German Banks Have Below-Average Bad Debt Reserves, Moody's Says

  • EBA data show 6.6 billion euros provision gap to EU average
  • German asset quality better than Austria due to CEE exposure

German banks would have to increase bad-debt provisions by an amount equivalent to more than a quarter of their first-half profit to bring them in line with the European average, Moody’s Investors Service said in a report published Wednesday.

Provisions for non-performing exposures amounted to 35 percent of the nominal value of the loans at the end of June, Moody’s said in the note, which is based on an analysis of data released by the European Banking Authority. To bring that to the average European level of 43 percent, 6.6 billion euros ($7.3 billion) in additional provisions would be needed, Moody’s said. That’s equal to 27 percent of German banks’ pre-provision income in the first six months of 2015.
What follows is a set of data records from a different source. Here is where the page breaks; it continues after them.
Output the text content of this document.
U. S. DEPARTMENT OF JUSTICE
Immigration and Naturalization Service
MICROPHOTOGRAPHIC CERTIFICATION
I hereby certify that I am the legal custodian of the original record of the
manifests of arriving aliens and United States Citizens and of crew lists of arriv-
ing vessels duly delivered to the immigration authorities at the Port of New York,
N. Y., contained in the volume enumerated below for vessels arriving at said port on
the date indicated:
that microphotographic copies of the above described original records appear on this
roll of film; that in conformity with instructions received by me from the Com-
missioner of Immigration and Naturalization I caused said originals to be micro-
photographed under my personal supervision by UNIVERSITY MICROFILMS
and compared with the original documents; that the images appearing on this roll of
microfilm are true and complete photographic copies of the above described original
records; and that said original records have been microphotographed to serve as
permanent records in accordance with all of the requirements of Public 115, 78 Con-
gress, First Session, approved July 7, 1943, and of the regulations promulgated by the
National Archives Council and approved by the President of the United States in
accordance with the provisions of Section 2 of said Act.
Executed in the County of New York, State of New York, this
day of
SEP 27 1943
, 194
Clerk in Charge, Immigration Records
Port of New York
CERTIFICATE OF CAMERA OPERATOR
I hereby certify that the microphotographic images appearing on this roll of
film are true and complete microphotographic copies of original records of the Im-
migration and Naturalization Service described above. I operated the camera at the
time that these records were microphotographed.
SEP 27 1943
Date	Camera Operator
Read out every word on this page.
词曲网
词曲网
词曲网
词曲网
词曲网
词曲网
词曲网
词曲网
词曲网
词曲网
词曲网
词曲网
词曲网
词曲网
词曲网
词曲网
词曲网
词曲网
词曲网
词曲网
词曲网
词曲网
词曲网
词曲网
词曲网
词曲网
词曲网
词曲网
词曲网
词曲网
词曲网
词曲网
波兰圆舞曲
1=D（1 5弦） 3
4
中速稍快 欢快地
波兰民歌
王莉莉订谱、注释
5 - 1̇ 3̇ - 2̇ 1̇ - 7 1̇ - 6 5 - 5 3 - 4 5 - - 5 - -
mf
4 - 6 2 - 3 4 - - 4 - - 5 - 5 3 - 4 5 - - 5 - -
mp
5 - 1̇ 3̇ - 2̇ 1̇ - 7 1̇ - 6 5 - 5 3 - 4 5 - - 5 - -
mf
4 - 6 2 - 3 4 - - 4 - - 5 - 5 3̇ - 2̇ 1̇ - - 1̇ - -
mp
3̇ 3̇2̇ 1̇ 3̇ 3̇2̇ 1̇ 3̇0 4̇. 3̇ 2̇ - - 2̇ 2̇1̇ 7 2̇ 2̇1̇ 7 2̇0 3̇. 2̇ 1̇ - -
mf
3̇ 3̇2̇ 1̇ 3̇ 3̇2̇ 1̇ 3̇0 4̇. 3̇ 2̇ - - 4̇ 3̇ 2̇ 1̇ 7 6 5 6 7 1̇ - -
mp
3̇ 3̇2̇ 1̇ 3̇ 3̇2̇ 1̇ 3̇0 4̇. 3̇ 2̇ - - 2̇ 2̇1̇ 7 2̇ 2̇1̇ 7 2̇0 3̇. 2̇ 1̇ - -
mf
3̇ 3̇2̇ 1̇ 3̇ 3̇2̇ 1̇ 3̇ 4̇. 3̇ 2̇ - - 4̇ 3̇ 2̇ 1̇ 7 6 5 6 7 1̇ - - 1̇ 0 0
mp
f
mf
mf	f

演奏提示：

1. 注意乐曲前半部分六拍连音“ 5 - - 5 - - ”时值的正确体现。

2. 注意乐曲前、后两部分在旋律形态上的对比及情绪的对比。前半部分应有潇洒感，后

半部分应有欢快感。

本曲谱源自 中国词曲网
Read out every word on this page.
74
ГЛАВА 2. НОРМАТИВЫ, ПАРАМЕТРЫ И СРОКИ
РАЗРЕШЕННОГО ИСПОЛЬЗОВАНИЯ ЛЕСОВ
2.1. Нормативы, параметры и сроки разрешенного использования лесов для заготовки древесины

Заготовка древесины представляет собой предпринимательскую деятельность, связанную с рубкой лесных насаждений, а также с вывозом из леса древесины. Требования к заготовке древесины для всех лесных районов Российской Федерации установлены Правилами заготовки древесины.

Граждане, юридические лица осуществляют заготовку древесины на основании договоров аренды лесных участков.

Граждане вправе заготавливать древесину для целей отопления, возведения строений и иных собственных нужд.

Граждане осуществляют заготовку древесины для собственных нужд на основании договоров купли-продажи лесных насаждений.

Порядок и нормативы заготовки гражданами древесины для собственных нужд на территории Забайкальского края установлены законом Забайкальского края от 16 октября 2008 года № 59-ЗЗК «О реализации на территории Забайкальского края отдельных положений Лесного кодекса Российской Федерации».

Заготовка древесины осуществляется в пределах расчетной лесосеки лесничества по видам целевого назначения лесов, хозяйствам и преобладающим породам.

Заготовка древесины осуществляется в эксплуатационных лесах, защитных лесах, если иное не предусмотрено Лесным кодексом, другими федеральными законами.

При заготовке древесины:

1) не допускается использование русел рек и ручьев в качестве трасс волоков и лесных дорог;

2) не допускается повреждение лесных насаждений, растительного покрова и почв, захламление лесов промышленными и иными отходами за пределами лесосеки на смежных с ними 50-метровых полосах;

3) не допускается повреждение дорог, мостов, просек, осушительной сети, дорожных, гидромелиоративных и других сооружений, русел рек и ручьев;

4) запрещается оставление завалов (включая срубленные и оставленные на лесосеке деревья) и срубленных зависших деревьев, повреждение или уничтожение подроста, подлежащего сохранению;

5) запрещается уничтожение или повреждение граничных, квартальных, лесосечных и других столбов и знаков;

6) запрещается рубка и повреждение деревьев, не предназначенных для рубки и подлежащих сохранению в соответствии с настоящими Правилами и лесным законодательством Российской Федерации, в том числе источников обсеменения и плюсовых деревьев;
“We believe German banks’ more balanced loan-book breakdown masks the true asset risks because around half of the loan portfolio are to credit and other financial institutions and to the public sector that typically do not default,” Moody’s analysts led by Swen Metzler said in the report. “In combination with concentration risks to stressed sectors in the corporate loan book, we consider these exposures to have high tail risks for German banks because, despite the low probability of default, there is a high loss potential if default occurs.”

Because of the structure of their loan books, German banks’ asset quality is better than that of the European average, Moody’s said. About 3.4 percent of German banks’ credit exposure, or 76 billion euros in absolute terms, is non-performing, the ratings company said. That compares to 5.6 percent in Europe overall, and 8 percent in Austria, which is more exposed to eastern Europe’s weaker asset quality.